According to Heinz, the quantitative simulations developed by his team demonstrate the interaction between oxygen molecules as they come across different obstacles posed by molecular layers of water on the surface of platinum. Such interactions make the difference between a fast or slow follow-on reaction and should be regulated for the process to work efficiently.
Such reactions take place very quickly — it takes around a millisecond per square nanometer to complete the conversion into water — and occur on the surface of a tiny catalyst. All these variables combine together in a complex, intricate “dance” that was discovered by Heinz’s team to model in predictive ways.
Heinz added that the data-intensive and computational techniques explained in the article can be used to make designer-nanostructures that would boost the catalytic efficiency and also enable potential surface modifications to further improve the cost-benefit ratio of fuel cells.

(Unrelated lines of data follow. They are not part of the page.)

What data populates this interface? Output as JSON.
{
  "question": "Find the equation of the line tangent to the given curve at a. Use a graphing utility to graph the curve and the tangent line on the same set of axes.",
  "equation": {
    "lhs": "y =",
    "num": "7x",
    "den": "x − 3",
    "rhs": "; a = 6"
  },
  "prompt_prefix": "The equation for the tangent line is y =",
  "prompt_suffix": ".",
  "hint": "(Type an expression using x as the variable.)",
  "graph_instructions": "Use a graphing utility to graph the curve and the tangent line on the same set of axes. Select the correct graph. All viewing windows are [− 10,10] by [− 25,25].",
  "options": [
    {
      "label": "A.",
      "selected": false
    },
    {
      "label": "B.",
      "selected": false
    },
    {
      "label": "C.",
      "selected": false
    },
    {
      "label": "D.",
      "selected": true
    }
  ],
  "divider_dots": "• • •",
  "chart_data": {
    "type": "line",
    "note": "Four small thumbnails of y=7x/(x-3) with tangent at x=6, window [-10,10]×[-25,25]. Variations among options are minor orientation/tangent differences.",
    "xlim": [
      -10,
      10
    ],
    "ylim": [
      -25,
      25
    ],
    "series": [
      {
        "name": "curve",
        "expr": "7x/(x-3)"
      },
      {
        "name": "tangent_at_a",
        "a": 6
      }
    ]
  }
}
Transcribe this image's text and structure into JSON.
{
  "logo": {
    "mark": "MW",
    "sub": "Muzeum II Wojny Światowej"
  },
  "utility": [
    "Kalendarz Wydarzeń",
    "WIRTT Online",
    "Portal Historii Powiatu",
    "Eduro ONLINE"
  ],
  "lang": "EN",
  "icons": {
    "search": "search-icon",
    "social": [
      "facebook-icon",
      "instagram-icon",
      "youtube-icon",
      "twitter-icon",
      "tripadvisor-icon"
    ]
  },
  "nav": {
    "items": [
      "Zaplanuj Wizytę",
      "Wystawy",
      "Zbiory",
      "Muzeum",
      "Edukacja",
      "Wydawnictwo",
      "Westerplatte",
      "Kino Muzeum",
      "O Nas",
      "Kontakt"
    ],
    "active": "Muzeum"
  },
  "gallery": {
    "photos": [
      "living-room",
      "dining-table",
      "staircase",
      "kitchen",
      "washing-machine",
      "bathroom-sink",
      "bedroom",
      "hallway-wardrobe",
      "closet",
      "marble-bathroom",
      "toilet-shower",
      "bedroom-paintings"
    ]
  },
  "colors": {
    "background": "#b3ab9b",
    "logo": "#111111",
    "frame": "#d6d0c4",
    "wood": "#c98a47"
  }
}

Heinz’s collaborators are investigating the commercial significance of that aspect and Heinz is employing the tools to explore a broader range of promising alloys and gain a deeper understanding of the mechanics at play.
The tools described in the paper, especially the interface force field for order-of-magnitude more reliable molecular dynamics simulations, can also be applied to other catalyst and electrocatalyst interfaces for similar groundbreaking and practically useful advances.
Hendrik Heinz, Associate Professor, Department of Chemical and Biological Engineering, University of Colorado at Boulder
Journal Reference:
Wang, S., et al. (2021) Direct correlation of oxygen adsorption on platinum-electrolyte interfaces with the activity in the oxygen reduction reaction. Science Advances. doi.org/10.1126/sciadv.abb1435.